Découverte de tumeurs, une protéine qui « bloque » les défenses immunitaires

Découverte de tumeurs, une protéine qui « bloque » les défenses immunitaires

Une recherche coordonnée par l’Université Sapienza a identifié un mécanisme de bouclier anti-cancer sans précédent, ouvrant la voie à de nouvelles thérapies

Des recherches coordonnées par l’Université La Sapienza révèlent le rôle du facteur de croissance transformant induit par la bêta (Tgfbi), qui agit comme un frein immunitaire favorisant le développement de tumeurs. L’étude, publiée dans ‘Journal pour l’immunothérapie du cancer‘, ouvre la voie à de nouvelles thérapies pharmacologiques. Les thérapies antitumorales actuelles – explique une note de l’université – comprennent des médicaments très efficaces, comme les anticorps monoclonaux dirigés contre les soi-disant « points de contrôle immunitaires », pour lesquels Tasuku Honjo Et James P. Allison ils ont remporté le prix Nobel de physiologie ou médecine en 2018.

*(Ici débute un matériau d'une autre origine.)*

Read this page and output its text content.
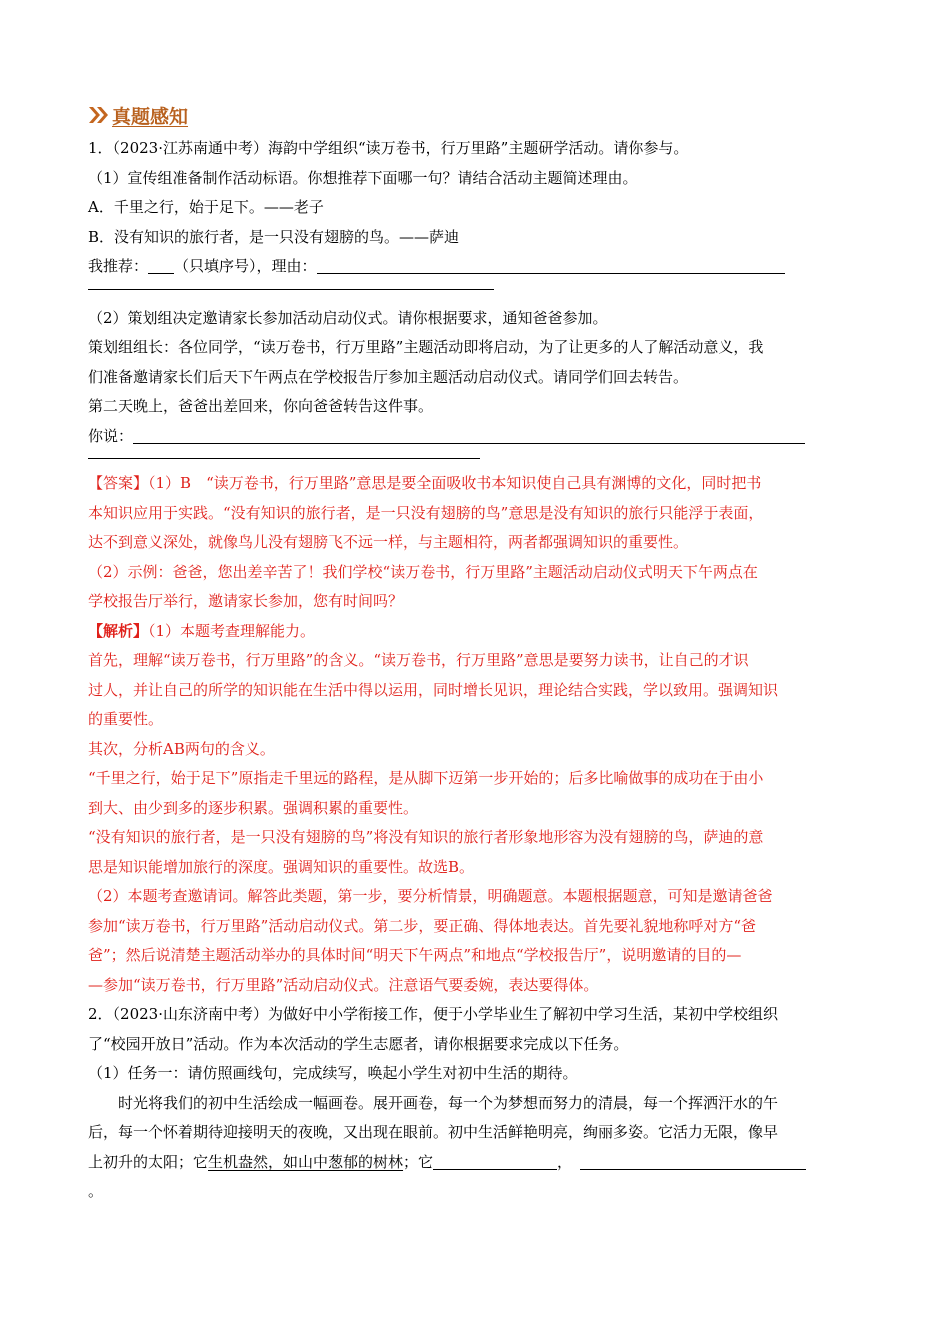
真题感知
1．（2023·江苏南通中考）海韵中学组织“读万卷书，行万里路”主题研学活动。请你参与。
（1）宣传组准备制作活动标语。你想推荐下面哪一句？请结合活动主题简述理由。
A．千里之行，始于足下。——老子
B．没有知识的旅行者，是一只没有翅膀的鸟。——萨迪
我推荐： （只填序号），理由：
（2）策划组决定邀请家长参加活动启动仪式。请你根据要求，通知爸爸参加。
策划组组长：各位同学，“读万卷书，行万里路”主题活动即将启动，为了让更多的人了解活动意义，我
们准备邀请家长们后天下午两点在学校报告厅参加主题活动启动仪式。请同学们回去转告。
第二天晚上，爸爸出差回来，你向爸爸转告这件事。
你说：
【答案】（1）B　“读万卷书，行万里路”意思是要全面吸收书本知识使自己具有渊博的文化，同时把书
本知识应用于实践。“没有知识的旅行者，是一只没有翅膀的鸟”意思是没有知识的旅行只能浮于表面，
达不到意义深处，就像鸟儿没有翅膀飞不远一样，与主题相符，两者都强调知识的重要性。
（2）示例：爸爸，您出差辛苦了！我们学校“读万卷书，行万里路”主题活动启动仪式明天下午两点在
学校报告厅举行，邀请家长参加，您有时间吗？
【解析】（1）本题考查理解能力。
首先，理解“读万卷书，行万里路”的含义。“读万卷书，行万里路”意思是要努力读书，让自己的才识
过人，并让自己的所学的知识能在生活中得以运用，同时增长见识，理论结合实践，学以致用。强调知识
的重要性。
其次，分析AB两句的含义。
“千里之行，始于足下”原指走千里远的路程，是从脚下迈第一步开始的；后多比喻做事的成功在于由小
到大、由少到多的逐步积累。强调积累的重要性。
“没有知识的旅行者，是一只没有翅膀的鸟”将没有知识的旅行者形象地形容为没有翅膀的鸟，萨迪的意
思是知识能增加旅行的深度。强调知识的重要性。故选B。
（2）本题考查邀请词。解答此类题，第一步，要分析情景，明确题意。本题根据题意，可知是邀请爸爸
参加“读万卷书，行万里路”活动启动仪式。第二步，要正确、得体地表达。首先要礼貌地称呼对方“爸
爸”；然后说清楚主题活动举办的具体时间“明天下午两点”和地点“学校报告厅”，说明邀请的目的—
—参加“读万卷书，行万里路”活动启动仪式。注意语气要委婉，表达要得体。
2．（2023·山东济南中考）为做好中小学衔接工作，便于小学毕业生了解初中学习生活，某初中学校组织
了“校园开放日”活动。作为本次活动的学生志愿者，请你根据要求完成以下任务。
（1）任务一：请仿照画线句，完成续写，唤起小学生对初中生活的期待。
时光将我们的初中生活绘成一幅画卷。展开画卷，每一个为梦想而努力的清晨，每一个挥洒汗水的午
后，每一个怀着期待迎接明天的夜晚，又出现在眼前。初中生活鲜艳明亮，绚丽多姿。它活力无限，像早
上初升的太阳；它生机盎然，如山中葱郁的树林；它	，
。
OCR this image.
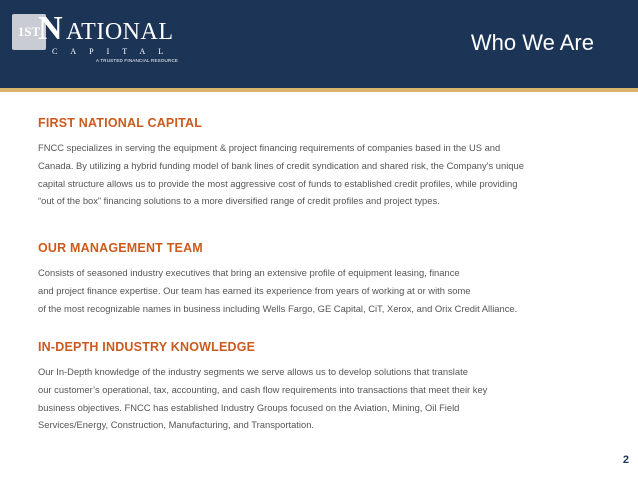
1ST
N ATIONAL
CAPITAL
A TRUSTED FINANCIAL RESOURCE
Who We Are
FIRST NATIONAL CAPITAL
FNCC specializes in serving the equipment & project financing requirements of companies based in the US and
Canada. By utilizing a hybrid funding model of bank lines of credit syndication and shared risk, the Company's unique
capital structure allows us to provide the most aggressive cost of funds to established credit profiles, while providing
“out of the box” financing solutions to a more diversified range of credit profiles and project types.
OUR MANAGEMENT TEAM
Consists of seasoned industry executives that bring an extensive profile of equipment leasing, finance
and project finance expertise. Our team has earned its experience from years of working at or with some
of the most recognizable names in business including Wells Fargo, GE Capital, CiT, Xerox, and Orix Credit Alliance.
IN-DEPTH INDUSTRY KNOWLEDGE
Our In-Depth knowledge of the industry segments we serve allows us to develop solutions that translate
our customer’s operational, tax, accounting, and cash flow requirements into transactions that meet their key
business objectives. FNCC has established Industry Groups focused on the Aviation, Mining, Oil Field
Services/Energy, Construction, Manufacturing, and Transportation.
2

C’est ainsi que les défenses sont bloquées

Ces anticorps débloquent le système immunitaire en désactivant ces points de contrôle biologiques, véritables freins membranaires moléculaires qui empêchent les cellules immunitaires de s’attaquer au cancer. Cependant, de nombreux patients ne répondent pas au traitement ou développent une résistance avec le temps. Cette limite se retrouve notamment dans les tumeurs dites « froides », comme la plupart des carcinomes colorectaux et hépatiques. La nouvelle étude coordonnée par l’Université Sapienza a découvert un mécanisme de défense tumoral sans précédent, indiquant que la protéine Tgfbi agit comme un « bouclier moléculaire ».

L’étude

Cette substance – lit-on dans la note – a été identifiée grâce à l’analyse protéomique des facteurs sécrétés dans le microenvironnement tumoral (sécrétome) de patients atteints d’un cancer du foie et colorectal, et s’est avérée capable de protéger la tumeur en inhibant les défenses immunitaires. Les chercheurs ont découvert que des niveaux élevés de Tgfbi sont liés à une espérance de vie plus courte chez les patients atteints de cancer. Cette molécule est produite en grande quantité à la fois par la tumeur elle-même et par différents types de cellules immunitaires qui infiltrent la tumeur. L’aspect le plus significatif de la recherche est qu’en bloquant cette protéine en laboratoire, les lymphocytes T, c’est-à-dire les cellules de notre système immunitaire qui ont pour tâche d’attaquer et de détruire la tumeur, se réactivent, migrent vers les tissus malades et reviennent combattre efficacement la tumeur.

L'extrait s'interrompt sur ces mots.